The government is now comparing itself to administrations in the West, even overtly mocking them for what it sees as a chaotic and confused response. And it is silencing those who might challenge that narrative.
While the failings of democratic governments have been comprehensively exposed by a free press, there is no such scrutiny in China. This is a place where even trying to talk openly about your dead brother can bring you to the attention of the police.
The origin of the virus is surrounded by many theories. One initially suggested that the Huanan Seafood Market is ground zero for the outbreak, the place where the virus made the leap from animals to humans. But this theory now appears to have been dismissed by China, following the testing of samples taken from various places inside the market.
While traces of the virus were found, none were detected on any of the animal samples. Officials have concluded that the outbreak is likely to have begun elsewhere, and that the crowded market simply helped spread the disease from person to person.
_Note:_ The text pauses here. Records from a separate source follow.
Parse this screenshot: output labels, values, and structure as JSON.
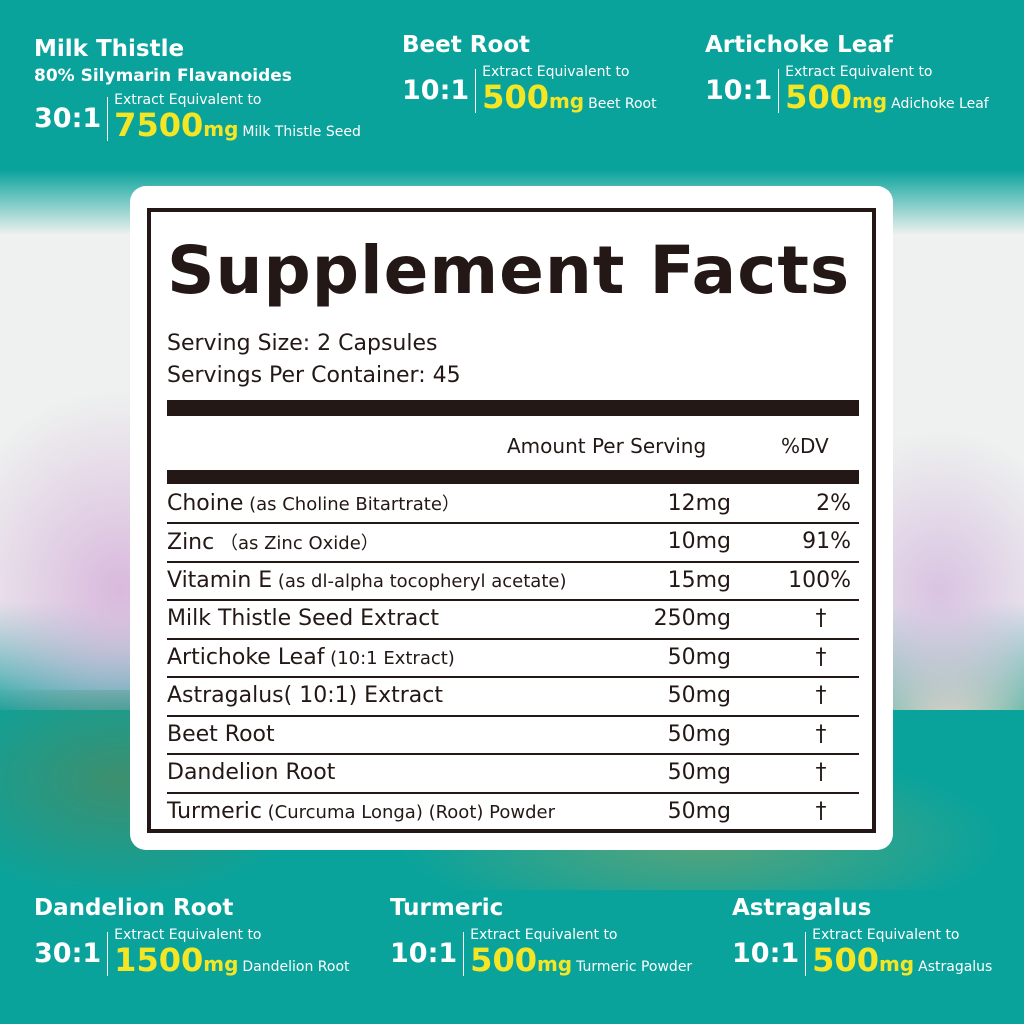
{
  "top_blocks": [
    {
      "name": "Milk Thistle",
      "sub": "80% Silymarin Flavanoides",
      "ratio": "30:1",
      "eq": "Extract Equivalent to",
      "amount": "7500",
      "unit": "mg",
      "what": "Milk Thistle Seed"
    },
    {
      "name": "Beet Root",
      "ratio": "10:1",
      "eq": "Extract Equivalent to",
      "amount": "500",
      "unit": "mg",
      "what": "Beet Root"
    },
    {
      "name": "Artichoke Leaf",
      "ratio": "10:1",
      "eq": "Extract Equivalent to",
      "amount": "500",
      "unit": "mg",
      "what": "Adichoke Leaf"
    }
  ],
  "bottom_blocks": [
    {
      "name": "Dandelion Root",
      "ratio": "30:1",
      "eq": "Extract Equivalent to",
      "amount": "1500",
      "unit": "mg",
      "what": "Dandelion Root"
    },
    {
      "name": "Turmeric",
      "ratio": "10:1",
      "eq": "Extract Equivalent to",
      "amount": "500",
      "unit": "mg",
      "what": "Turmeric Powder"
    },
    {
      "name": "Astragalus",
      "ratio": "10:1",
      "eq": "Extract Equivalent to",
      "amount": "500",
      "unit": "mg",
      "what": "Astragalus"
    }
  ],
  "facts": {
    "title": "Supplement Facts",
    "serving_size": "Serving Size: 2 Capsules",
    "servings_per_container": "Servings Per Container: 45",
    "col_amount": "Amount Per Serving",
    "col_dv": "%DV",
    "rows": [
      {
        "name": "Choine",
        "detail": " (as Choline Bitartrate）",
        "amount": "12mg",
        "dv": "2%"
      },
      {
        "name": "Zinc",
        "detail": " （as Zinc Oxide）",
        "amount": "10mg",
        "dv": "91%"
      },
      {
        "name": "Vitamin E",
        "detail": " (as dl-alpha tocopheryl acetate)",
        "amount": "15mg",
        "dv": "100%"
      },
      {
        "name": "Milk Thistle Seed Extract",
        "detail": "",
        "amount": "250mg",
        "dv": "†"
      },
      {
        "name": "Artichoke Leaf",
        "detail": " (10:1 Extract)",
        "amount": "50mg",
        "dv": "†"
      },
      {
        "name": "Astragalus( 10:1) Extract",
        "detail": "",
        "amount": "50mg",
        "dv": "†"
      },
      {
        "name": "Beet Root",
        "detail": "",
        "amount": "50mg",
        "dv": "†"
      },
      {
        "name": "Dandelion Root",
        "detail": "",
        "amount": "50mg",
        "dv": "†"
      },
      {
        "name": "Turmeric",
        "detail": " (Curcuma Longa) (Root) Powder",
        "amount": "50mg",
        "dv": "†"
      }
    ]
  },
  "colors": {
    "teal": "#0aa39c",
    "yellow": "#f5e625",
    "ink": "#231815"
  }
}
Most scientists remain convinced, though, that somewhere along the line, whether in a market or elsewhere, Sars-CoV-2 will have passed naturally from an animal to a human.
 
They point to an increasing number of such “spillover” events driven by factors such as population growth and human encroachment on natural habitats.
Another theory suggested enveloped the Wuhan Institute of Virology (WIV) in a storm of suspicions and allegations that the virus might have leaked from a lab. The institute is the world’s leading authority in the collection, storage and study of bat coronaviruses.
Its researchers are led by star scientist Professor Shi Zhengli – known as “Bat Woman” to her colleagues because of her expertise.
It was Professor Shi who discovered and sequenced the genetic code of the nearest known relative of the Sars CoV-1 virus, found inside a bat from a cave in China’s Yunnan Province. Ever since the Sars CoV-1 outbreak, the fear of an even deadlier, more infectious spillover event has been the driving force behind Wuhan’s coronavirus research.
On 2 January, just three days after becoming aware of the new virus circulating in Wuhan, she also became the first to sequence Sars-Cov-2. Ironically, it is the genetic make-up of Sars-CoV-2 that has itself helped fuel the lab-leak theory.
Some subsequent studies suggest that there is something different about its genome compared to other known coronaviruses of a similar type. While most viruses need time to adapt to a new host, Sars-CoV-2 appears to have been highly infectious from the beginning of the outbreak.
One paper compared the new outbreak with the original Sars epidemic. It found that Sars-CoV-2 was already “pre-adapted” for human infection. It is this combination of factors – the WIV’s proximity to the outbreak, the kind of scientific work it was involved in, and the seemingly unusual nature of the virus itself – that have led to the highly controversial alternative to the natural “spillover” theory.